Hexley, the mascot for OSX/Darwin

Suppose we want to monitor memory and time usage of a child process. Frequently. On MacOS X. With an unprivileged user. I did not find anywhere a description of how to achieve this. This articles pulls together some of the needed information.

MacOS X's Mach kernel surely does not make it straight-forward, but the biggest showstopper is the lack of documentation on how the low-level operations are supposed to be used together. Apple's stance appears to be that they do not like these interfaces to be used. It was even suggested to parse the output of the ps utility which is not such a hot idea if the monitoring has to be done frequently enough. Adequate high-level interfaces are not provided either.

The Big Picture

Note: much of the following was learned by reading random (undocumented) source code and guess work. Please let me know about any inaccuracies.

Not very long ago, Tim Becker wrote an article on Determining memory usage in process on OSX. The function to use is task_info(), which takes a task port as parameter. We can obtain a task port for our own process via mach_task_self(). For arbitrary processes, the first function that comes to mind is task_for_pid(), which, given a pid_t, returns its task port.
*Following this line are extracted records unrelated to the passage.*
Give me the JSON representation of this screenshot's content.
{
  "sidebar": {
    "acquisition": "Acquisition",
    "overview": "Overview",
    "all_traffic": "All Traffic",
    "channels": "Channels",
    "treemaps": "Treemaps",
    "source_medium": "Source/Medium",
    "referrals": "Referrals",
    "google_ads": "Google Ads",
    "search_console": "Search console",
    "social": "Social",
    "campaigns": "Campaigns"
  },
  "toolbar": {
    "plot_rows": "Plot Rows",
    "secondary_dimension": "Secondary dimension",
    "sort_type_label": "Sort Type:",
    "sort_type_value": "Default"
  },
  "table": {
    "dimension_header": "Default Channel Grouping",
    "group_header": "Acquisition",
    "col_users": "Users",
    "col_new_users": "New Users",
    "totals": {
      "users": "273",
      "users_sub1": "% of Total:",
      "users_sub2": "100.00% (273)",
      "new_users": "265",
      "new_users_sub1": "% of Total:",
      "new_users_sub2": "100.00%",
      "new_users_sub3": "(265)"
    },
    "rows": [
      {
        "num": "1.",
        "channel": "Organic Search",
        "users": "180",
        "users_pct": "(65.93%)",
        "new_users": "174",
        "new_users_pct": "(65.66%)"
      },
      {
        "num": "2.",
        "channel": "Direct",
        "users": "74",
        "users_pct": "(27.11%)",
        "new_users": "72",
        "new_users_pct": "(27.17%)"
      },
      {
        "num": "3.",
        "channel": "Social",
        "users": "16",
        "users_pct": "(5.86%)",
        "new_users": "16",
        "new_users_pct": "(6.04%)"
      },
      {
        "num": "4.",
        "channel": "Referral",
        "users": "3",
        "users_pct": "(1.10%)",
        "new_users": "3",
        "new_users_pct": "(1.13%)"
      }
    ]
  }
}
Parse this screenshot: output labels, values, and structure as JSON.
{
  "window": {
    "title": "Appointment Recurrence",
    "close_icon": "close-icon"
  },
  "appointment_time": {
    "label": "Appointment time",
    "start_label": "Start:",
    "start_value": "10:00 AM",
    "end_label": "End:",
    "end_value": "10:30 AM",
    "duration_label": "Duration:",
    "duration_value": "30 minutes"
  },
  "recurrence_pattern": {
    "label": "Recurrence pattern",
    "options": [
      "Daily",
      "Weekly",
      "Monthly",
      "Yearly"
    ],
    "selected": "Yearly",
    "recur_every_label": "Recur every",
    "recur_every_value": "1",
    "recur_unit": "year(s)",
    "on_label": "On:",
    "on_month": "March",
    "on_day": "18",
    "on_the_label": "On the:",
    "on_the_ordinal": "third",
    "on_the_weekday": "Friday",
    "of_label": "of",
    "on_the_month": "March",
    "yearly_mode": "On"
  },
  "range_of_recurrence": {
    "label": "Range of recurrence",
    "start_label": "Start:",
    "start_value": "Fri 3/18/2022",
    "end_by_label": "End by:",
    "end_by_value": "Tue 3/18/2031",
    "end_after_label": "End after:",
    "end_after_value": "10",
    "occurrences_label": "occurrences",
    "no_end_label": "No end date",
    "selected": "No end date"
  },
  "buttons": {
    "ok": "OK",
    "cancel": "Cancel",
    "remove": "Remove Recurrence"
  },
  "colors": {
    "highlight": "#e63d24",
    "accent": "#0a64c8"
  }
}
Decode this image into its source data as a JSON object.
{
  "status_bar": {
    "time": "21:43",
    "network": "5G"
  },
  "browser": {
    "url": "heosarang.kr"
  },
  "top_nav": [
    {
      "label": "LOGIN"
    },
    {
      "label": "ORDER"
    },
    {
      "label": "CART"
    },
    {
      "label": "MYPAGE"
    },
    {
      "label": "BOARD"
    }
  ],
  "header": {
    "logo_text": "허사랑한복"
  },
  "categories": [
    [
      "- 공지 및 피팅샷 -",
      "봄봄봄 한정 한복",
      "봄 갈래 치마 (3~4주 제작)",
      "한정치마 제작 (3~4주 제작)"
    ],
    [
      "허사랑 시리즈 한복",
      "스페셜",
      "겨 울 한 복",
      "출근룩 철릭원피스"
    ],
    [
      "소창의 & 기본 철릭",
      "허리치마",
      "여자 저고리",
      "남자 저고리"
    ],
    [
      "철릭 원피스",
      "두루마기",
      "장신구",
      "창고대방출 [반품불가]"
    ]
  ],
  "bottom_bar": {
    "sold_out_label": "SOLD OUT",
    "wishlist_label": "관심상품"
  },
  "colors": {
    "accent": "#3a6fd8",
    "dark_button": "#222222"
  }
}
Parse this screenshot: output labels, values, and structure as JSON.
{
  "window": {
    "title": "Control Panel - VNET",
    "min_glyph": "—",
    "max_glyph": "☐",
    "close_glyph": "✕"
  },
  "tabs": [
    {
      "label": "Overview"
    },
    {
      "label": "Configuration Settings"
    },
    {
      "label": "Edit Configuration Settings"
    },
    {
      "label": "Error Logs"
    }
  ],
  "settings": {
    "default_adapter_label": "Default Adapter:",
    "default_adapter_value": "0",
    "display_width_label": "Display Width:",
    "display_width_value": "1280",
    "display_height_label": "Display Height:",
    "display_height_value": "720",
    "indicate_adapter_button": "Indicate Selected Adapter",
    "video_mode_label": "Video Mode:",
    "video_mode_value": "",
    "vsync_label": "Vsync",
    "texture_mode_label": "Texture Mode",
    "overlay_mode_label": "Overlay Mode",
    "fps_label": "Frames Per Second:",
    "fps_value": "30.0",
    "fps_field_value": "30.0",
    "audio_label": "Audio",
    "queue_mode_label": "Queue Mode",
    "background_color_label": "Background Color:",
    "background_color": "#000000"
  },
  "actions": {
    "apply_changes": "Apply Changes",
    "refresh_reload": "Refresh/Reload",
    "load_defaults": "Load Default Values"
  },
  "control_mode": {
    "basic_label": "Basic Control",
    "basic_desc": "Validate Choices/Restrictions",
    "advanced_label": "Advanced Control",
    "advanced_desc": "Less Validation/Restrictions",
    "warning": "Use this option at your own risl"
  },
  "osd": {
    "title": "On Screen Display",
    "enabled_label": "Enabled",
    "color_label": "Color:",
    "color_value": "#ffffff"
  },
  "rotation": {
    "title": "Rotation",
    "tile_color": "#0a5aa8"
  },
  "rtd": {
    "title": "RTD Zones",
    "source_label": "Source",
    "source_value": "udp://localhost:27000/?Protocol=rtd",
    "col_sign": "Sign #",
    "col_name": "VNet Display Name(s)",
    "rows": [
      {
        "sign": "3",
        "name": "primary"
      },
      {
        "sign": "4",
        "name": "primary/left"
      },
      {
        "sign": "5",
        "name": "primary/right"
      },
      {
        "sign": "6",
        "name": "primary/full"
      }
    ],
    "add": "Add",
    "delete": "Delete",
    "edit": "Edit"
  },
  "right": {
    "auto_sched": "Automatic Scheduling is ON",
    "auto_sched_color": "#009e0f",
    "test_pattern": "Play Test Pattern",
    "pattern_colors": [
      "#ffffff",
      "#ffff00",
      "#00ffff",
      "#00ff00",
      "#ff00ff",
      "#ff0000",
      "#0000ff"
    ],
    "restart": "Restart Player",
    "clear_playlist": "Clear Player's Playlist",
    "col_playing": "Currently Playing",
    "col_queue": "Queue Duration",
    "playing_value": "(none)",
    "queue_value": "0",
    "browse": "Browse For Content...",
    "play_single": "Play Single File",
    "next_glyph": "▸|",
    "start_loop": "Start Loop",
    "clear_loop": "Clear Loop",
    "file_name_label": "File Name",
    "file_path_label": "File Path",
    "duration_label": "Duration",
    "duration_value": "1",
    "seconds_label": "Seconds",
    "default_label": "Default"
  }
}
But, since we can do a lot of nasty things with task ports, it is a privileged operation, at least on newer versions of OS X (for Intel Macs).

So, we need a different way to get at the task port of a process. In Mach, we have to ask the other process nicely whether it grants us this right. For fork()ed processes, we can establish a communication channel between parent and child, on which the child sends its own task port back to the parent. The parent process is then free to use it in the call to task_info() to obtain information about its child.

Fork(1) It!

There is one small problem, though. In contrast to, e.g., Unix file descriptors, task ports are not inherited across a fork(). Hence the parent process must set up a special bootstrap port to get things off the ground. Since the parent is at the receiving end, the port must be created with MACH_PORT_RIGHT_RECEIVE.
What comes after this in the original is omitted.